Und ich könnte ihm verdammt noch mal seinen verdammten Hals umdrehen.
»Du bist ja auch da, mein Lieber.« Elaine beugte sich über den erfreut wedelnden Wolf und streichelte ihn. »Nun, wie geht's dir?«
Stumm und verbissen beobachtete Eric aus den Augenwinkeln, wie Perth sich währenddessen seinen Mantel überstreifte. Seine und Elaines elegante Kleidung stachen von Erics Arbeitskluft ab wie Diamanten von Kohlenstaub. Es war eine völlig hirnverbrannte Idee gewesen, dieses noble Etablissement in seinem Aufzug aufzusuchen, und wie hatte er annehmen können, daß eine Frau wie Elaine allein bleiben würde?

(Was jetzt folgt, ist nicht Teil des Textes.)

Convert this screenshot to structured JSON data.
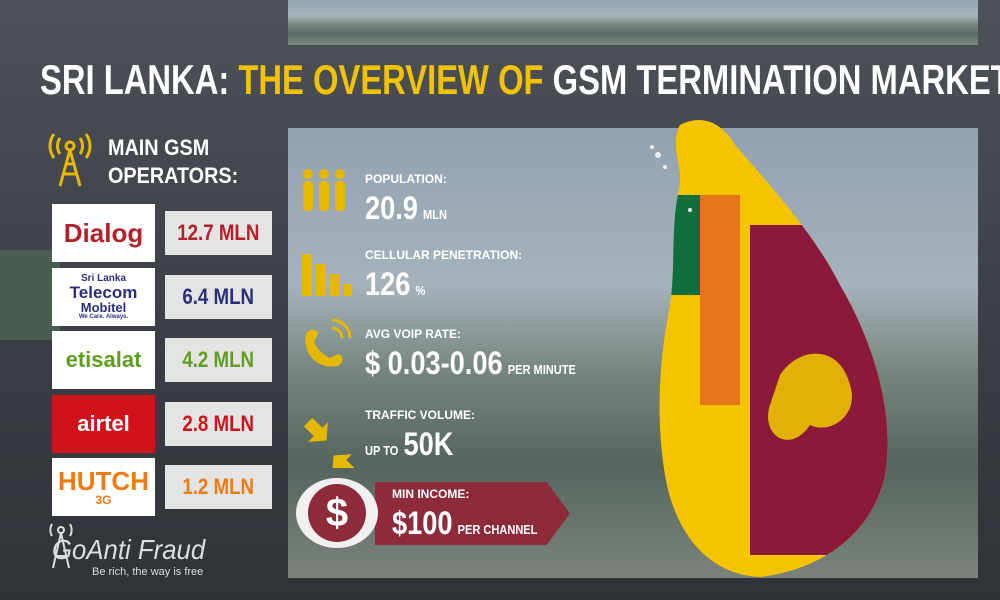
{
  "header": {
    "title_lead": "SRI LANKA:",
    "title_mid": "THE OVERVIEW OF",
    "title_end": "GSM TERMINATION MARKET"
  },
  "operators_heading": {
    "line1": "MAIN GSM",
    "line2": "OPERATORS:"
  },
  "operators": [
    {
      "logo": [
        "Dialog"
      ],
      "subscribers": "12.7 MLN",
      "color": "#b3202a"
    },
    {
      "logo": [
        "Sri Lanka",
        "Telecom",
        "Mobitel",
        "We Care. Always."
      ],
      "subscribers": "6.4 MLN",
      "color": "#2b2f7a"
    },
    {
      "logo": [
        "etisalat"
      ],
      "subscribers": "4.2 MLN",
      "color": "#5f9e1f"
    },
    {
      "logo": [
        "airtel"
      ],
      "subscribers": "2.8 MLN",
      "color": "#d0121b"
    },
    {
      "logo": [
        "HUTCH",
        "3G"
      ],
      "subscribers": "1.2 MLN",
      "color": "#ee7a12"
    }
  ],
  "stats": [
    {
      "label": "POPULATION:",
      "value": "20.9",
      "unit": "MLN"
    },
    {
      "label": "CELLULAR PENETRATION:",
      "value": "126",
      "unit": "%"
    },
    {
      "label": "AVG VOIP RATE:",
      "value": "$ 0.03-0.06",
      "unit": "PER MINUTE"
    },
    {
      "label": "TRAFFIC VOLUME:",
      "prefix": "UP TO",
      "value": "50K"
    }
  ],
  "income": {
    "symbol": "$",
    "label": "MIN INCOME:",
    "value": "$100",
    "unit": "PER CHANNEL"
  },
  "brand": {
    "name": "GoAnti Fraud",
    "slogan": "Be rich, the way is free"
  }
}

»Kommen Sie öfter hierher, Eric?« Taktvoll versuchte sie, die Jeans und schweren Lederschuhe und die legere Lederjacke zu übersehen. Eric spürte, wie der giftige Blick des kleinen Garderobenhüters zwischen seinen Schulterblättern brannte. »Nein, gar nicht. – Ich sah Ihren Wagen im Vorbeifahren. Dachte, ich sollte kurz anhalten und Hallo sagen.«
»Das ist sehr aufmerksam von Ihnen«, sagte Alan Perth da, bevor Elaine antworten konnte. Er legte den Arm um sie und blickte mit einem liebevollen Lächeln auf sie nieder. »Natürlich ist Elaine eine Frau, die jede Aufmerksamkeit verdient.«
»Natürlich. Ich bin ganz Ihrer Ansicht.« Eric ballte die Fäuste in den Jackentaschen.
»Also, weißt du, Alan –« Sie lachte leise und drückte seinen Arm. Eric war nur froh, daß sie jetzt draußen im Nebel standen. Nicht eine Minute länger würde er dieses verliebte Geturtel mit ansehen können. »Ja, also dann, ich muß weiter.« Er streckte Perth die Hand hin. »Hat mich sehr gefreut, Sie kennengelernt zu haben, Mr. Perth.«
»Mich ebenso, Mr. Gustavson.« Sie blickten einander in die Augen, und Perths Blick war freundlich.
»Elaine.« Er wandte sich ihr zu. Was sollte er sagen? Hat mich sehr gefreut, Sie wiederzusehen? Ich wünsche Ihnen alles Gute? Na klar, am besten sollte er gleich zur Verlobung gratulieren.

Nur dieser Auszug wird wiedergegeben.